In deze zaak gaat het om een verzoek tot opheffing van een faillissement en de toepassing van de schuldsaneringsregeling voor een natuurlijke persoon die een zelfstandig beroep uitoefent. De verzoeker, die eerder surséance van betaling had gekregen, werd op 26 november 2002 in staat van faillissement verklaard door de rechtbank te Haarlem. Op 24 juni 2004 verzocht hij de rechtbank om het faillissement op te heffen en tegelijkertijd de schuldsaneringsregeling toe te passen. De rechtbank wees dit verzoek af, omdat zij vreesde dat de verzoeker zijn verplichtingen tijdens de schuldsaneringsregeling niet zou nakomen. Het gerechtshof te Amsterdam verklaarde de verzoeker niet-ontvankelijk in zijn hoger beroep tegen deze beslissing.

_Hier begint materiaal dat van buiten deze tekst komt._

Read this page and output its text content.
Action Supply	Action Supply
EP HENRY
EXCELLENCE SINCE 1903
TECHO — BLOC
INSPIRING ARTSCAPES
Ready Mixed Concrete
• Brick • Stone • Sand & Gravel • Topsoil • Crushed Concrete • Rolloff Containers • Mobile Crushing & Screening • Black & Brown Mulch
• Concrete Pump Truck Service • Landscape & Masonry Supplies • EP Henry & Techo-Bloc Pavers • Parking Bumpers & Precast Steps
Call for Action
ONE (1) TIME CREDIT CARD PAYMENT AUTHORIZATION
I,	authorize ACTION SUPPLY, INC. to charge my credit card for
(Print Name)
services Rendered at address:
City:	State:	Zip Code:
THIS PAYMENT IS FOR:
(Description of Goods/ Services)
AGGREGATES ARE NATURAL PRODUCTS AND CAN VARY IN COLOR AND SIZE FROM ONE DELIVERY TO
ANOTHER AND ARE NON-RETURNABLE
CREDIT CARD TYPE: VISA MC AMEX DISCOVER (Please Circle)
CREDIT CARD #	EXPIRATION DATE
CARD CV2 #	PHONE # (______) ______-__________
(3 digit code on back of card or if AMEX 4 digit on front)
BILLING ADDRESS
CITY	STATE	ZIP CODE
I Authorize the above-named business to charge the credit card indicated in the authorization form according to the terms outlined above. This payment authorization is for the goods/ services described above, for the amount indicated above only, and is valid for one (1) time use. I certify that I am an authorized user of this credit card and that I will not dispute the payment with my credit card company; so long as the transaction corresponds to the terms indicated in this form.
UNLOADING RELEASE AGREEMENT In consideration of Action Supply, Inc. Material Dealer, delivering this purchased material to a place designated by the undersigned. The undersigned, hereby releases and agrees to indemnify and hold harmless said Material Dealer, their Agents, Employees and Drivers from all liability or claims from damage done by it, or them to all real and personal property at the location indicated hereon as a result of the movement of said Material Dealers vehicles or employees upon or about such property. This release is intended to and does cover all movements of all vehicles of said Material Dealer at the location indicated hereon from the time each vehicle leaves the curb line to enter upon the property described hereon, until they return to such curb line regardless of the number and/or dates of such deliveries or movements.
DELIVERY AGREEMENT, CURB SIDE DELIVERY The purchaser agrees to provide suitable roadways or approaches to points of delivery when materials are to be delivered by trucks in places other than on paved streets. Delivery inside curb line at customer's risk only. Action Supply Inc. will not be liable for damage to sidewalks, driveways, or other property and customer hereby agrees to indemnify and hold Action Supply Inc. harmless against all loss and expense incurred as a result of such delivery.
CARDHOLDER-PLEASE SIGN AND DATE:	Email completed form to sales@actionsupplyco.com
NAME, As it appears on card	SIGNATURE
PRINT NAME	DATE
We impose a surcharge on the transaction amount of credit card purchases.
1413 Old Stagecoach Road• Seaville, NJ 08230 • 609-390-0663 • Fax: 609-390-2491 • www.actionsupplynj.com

In cassatie werd de vraag aan de orde gesteld of de verzoeker recht had op de toepassing van de schuldsaneringsregeling, ondanks dat zijn faillissement niet op eigen aangifte was uitgesproken. De Hoge Raad oordeelde dat artikel 15b van de Faillissementswet (Fw) enkel van toepassing is in gevallen waarin het faillissement op eigen aangifte is uitgesproken of door een schuldeiser is aangevraagd. De Hoge Raad bevestigde dat de wetgever het niet wenselijk achtte dat een schuldenaar die voor surséance had gekozen, na een bepaalde periode alsnog de mogelijkheid zou hebben om de schuldsaneringsregeling aan te vragen.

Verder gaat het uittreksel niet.